Bishop’s eyes narrowed, a flicker of something ancient and cold in their depths. “Our work is not about simplicity, Mr. Slater. It is about sanctity. It is about providing a varied, robust, and diverse offering. The earth is hungry. It has more sophisticated tastes than you have been giving it credit for.” She paused, letting the silence stretch until it was uncomfortable. “The memo was not a suggestion. It is now policy. Adapt.”
With that, she turned and walked away, her footsteps making no sound on the industrial carpet. She didn’t look at Greg. She didn’t need to. The message had been delivered to the entire section.
Dan let out a shaky breath, a mixture of anger and fear warring on his face. He quickly settled on anger.
“Offering? Sophisticated tastes?” he muttered, turning back to Greg with a sneer. “She’s a lunatic. An eco-terrorist in a pantsuit. I’m not changing a thing. I have a project scheduled for the Bighorns next month. Prime catalyst. Classic profile.
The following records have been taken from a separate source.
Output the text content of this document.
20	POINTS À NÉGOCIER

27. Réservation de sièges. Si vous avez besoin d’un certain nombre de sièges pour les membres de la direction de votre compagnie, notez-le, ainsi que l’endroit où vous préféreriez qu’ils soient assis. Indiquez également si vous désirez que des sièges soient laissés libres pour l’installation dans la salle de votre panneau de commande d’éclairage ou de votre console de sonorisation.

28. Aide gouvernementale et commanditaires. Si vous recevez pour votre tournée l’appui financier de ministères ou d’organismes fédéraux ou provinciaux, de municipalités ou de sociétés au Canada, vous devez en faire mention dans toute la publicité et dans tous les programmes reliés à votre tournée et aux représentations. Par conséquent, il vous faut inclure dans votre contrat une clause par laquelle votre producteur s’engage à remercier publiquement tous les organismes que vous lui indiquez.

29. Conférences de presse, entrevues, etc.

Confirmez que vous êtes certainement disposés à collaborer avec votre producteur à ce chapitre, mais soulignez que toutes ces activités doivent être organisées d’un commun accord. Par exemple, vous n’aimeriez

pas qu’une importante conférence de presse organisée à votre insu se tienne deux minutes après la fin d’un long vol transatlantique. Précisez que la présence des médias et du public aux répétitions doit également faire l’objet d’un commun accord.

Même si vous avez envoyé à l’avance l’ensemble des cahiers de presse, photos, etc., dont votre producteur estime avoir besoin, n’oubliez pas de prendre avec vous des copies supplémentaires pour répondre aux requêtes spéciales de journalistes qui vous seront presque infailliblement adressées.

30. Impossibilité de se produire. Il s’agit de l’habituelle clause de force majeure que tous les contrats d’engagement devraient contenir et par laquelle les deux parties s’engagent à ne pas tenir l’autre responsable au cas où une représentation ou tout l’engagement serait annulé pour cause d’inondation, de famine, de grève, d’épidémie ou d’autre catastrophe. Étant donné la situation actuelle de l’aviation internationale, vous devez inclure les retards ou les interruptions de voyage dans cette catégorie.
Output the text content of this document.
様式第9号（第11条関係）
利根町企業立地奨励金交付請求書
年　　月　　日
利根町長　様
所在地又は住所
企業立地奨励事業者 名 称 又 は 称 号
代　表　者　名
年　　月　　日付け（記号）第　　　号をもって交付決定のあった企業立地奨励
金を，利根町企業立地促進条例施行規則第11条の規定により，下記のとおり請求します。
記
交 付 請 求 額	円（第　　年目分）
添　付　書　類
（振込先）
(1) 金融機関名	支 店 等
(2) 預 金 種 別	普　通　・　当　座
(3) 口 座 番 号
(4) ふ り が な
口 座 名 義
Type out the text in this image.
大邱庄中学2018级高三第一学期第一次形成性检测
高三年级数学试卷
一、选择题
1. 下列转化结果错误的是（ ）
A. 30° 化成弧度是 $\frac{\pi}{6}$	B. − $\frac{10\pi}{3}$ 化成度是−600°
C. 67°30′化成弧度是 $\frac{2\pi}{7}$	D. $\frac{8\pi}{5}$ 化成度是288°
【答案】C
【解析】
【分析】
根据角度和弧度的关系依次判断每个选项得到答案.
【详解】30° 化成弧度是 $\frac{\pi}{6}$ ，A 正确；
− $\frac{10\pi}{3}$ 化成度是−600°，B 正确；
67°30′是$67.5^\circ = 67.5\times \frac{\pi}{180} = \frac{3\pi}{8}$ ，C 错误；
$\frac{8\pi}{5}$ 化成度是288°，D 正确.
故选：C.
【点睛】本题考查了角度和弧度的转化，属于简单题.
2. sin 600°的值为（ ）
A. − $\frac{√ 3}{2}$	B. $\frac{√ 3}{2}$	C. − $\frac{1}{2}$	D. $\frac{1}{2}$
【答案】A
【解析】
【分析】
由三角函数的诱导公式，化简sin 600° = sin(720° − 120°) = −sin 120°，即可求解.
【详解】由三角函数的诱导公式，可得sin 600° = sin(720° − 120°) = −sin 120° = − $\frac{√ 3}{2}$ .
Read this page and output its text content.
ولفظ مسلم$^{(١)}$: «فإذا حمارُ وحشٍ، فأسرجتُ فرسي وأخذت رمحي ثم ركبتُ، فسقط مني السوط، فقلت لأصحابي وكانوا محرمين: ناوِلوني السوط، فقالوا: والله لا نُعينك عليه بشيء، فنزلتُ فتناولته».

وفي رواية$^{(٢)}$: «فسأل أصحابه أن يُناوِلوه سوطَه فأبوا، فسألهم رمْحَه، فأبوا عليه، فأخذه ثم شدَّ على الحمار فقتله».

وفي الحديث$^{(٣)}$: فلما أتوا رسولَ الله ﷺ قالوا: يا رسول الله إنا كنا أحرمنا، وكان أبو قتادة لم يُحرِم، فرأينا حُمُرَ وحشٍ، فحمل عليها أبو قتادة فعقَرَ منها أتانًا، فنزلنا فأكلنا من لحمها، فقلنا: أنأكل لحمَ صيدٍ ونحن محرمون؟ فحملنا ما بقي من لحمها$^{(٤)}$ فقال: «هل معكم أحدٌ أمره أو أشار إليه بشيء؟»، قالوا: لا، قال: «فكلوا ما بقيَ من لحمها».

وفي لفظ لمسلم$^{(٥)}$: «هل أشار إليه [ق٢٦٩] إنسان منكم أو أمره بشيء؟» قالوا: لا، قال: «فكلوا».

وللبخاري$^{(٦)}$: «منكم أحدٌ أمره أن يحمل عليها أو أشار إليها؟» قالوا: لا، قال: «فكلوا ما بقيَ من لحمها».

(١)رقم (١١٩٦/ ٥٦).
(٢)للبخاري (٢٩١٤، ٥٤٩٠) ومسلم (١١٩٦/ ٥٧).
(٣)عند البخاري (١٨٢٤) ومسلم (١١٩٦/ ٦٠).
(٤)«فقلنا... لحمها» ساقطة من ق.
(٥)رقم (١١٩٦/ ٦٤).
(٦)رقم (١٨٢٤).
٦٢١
I’m running it my way. Let’s see what her ‘watchdogs’ have to say when my sector shows the highest biomass regeneration rates. Again.”
He clicked dismissively on his screen, pulling up the file for his next target, his arrogance a shield against the director’s chilling words.
Greg looked from Dan’s defiant face to his own monitor, where the smiling Thompson family waited. He felt the sterile walls of the office closing in. Bishop’s words echoed in his mind—The earth is hungry. It wasn’t a metaphor. He felt it in his bones. This wasn’t a corporate restructuring. It was a change in ritual. And Dan had just publicly declared himself a heretic.